According to http://es5.github.io/x15.8.html#x15.8.2.14

the functionality of Math.random

Returns a Number value with positive sign, greater than or equal to 0 but less than 1, chosen randomly or pseudo randomly with approximately uniform distribution over that range, using an implementation-dependent algorithm or strategy. This function takes no arguments.

check out this post: https://stats.stackexchange.com/questions/40384/fake-uniform-random-numbers-more-evenly-distributed-than-true-uniform-data

this has become above my head, sorry i have nothing left to contribute

Answer 4

Assuming random() is returning a number between 0..1.

If the result is a single precision float than thats only 23bits of entropy based on the mantissa.

If the result is a double precision float than thats only 52bits of entropy based on the mantissa.

So floor(random() * N) would only be uniform where N is less than 2^24 or 2^53.

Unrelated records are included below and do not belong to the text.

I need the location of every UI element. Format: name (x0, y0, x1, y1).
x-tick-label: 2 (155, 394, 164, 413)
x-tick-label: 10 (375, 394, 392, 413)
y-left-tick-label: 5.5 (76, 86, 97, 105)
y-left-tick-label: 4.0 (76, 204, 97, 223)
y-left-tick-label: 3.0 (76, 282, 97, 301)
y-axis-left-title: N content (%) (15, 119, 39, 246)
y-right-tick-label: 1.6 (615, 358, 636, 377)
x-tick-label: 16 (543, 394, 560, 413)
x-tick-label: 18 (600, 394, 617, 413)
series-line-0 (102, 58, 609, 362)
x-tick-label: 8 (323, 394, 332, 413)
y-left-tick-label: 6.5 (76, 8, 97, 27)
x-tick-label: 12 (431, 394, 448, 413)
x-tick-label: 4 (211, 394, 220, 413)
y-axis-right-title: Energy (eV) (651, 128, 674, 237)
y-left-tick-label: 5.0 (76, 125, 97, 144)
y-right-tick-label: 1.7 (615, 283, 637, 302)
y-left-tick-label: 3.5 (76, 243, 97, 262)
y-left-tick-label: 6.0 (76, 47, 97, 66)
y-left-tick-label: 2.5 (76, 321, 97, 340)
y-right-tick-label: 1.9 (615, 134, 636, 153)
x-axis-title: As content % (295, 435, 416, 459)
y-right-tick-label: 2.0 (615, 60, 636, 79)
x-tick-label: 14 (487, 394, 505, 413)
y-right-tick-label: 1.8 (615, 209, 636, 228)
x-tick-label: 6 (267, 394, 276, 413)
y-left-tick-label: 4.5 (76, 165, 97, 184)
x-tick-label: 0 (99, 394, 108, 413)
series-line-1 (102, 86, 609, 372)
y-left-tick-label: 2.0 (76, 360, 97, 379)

EDIT Here's some info on largest consecutive integer for floating point http://www.mathworks.com/help/matlab/ref/flintmax.html

Answer 5

I assume that your remark that "the gap between one floating point number and the next higher one increases as they grow larger" is based on the following:

in IEEE-754 you have a fixed-size mantissa, which allows for uniform "random" values in the range [1,2) say, and there's an equal number of possible values in [2,4) which is twice as large a range, so we get a 2-fold spacing between the possible values, again twice as large for [4,8), etcetera.

Now, I haven't checked out the technical details behind ".., using an implementation-dependent algorithm or strategy", when they talk about the properties of the random numbers generated for [0,1), but since the above consideration is so trivial, I do assume that the random-generator programmers have been aware of this and took care of it with an "implementation-dependent algo...".

Therefore, being a naive guy, I do believe that there's nothing to worry about with respect to (my assumption of) your reason for suspicion. In fact, I might take it that, if you can generate uniform and random values for the mantissa, then setting always the same exponent, such that the values belong to [1,2), you subtract 1 from everything and have an appropriate distribution for [0,1).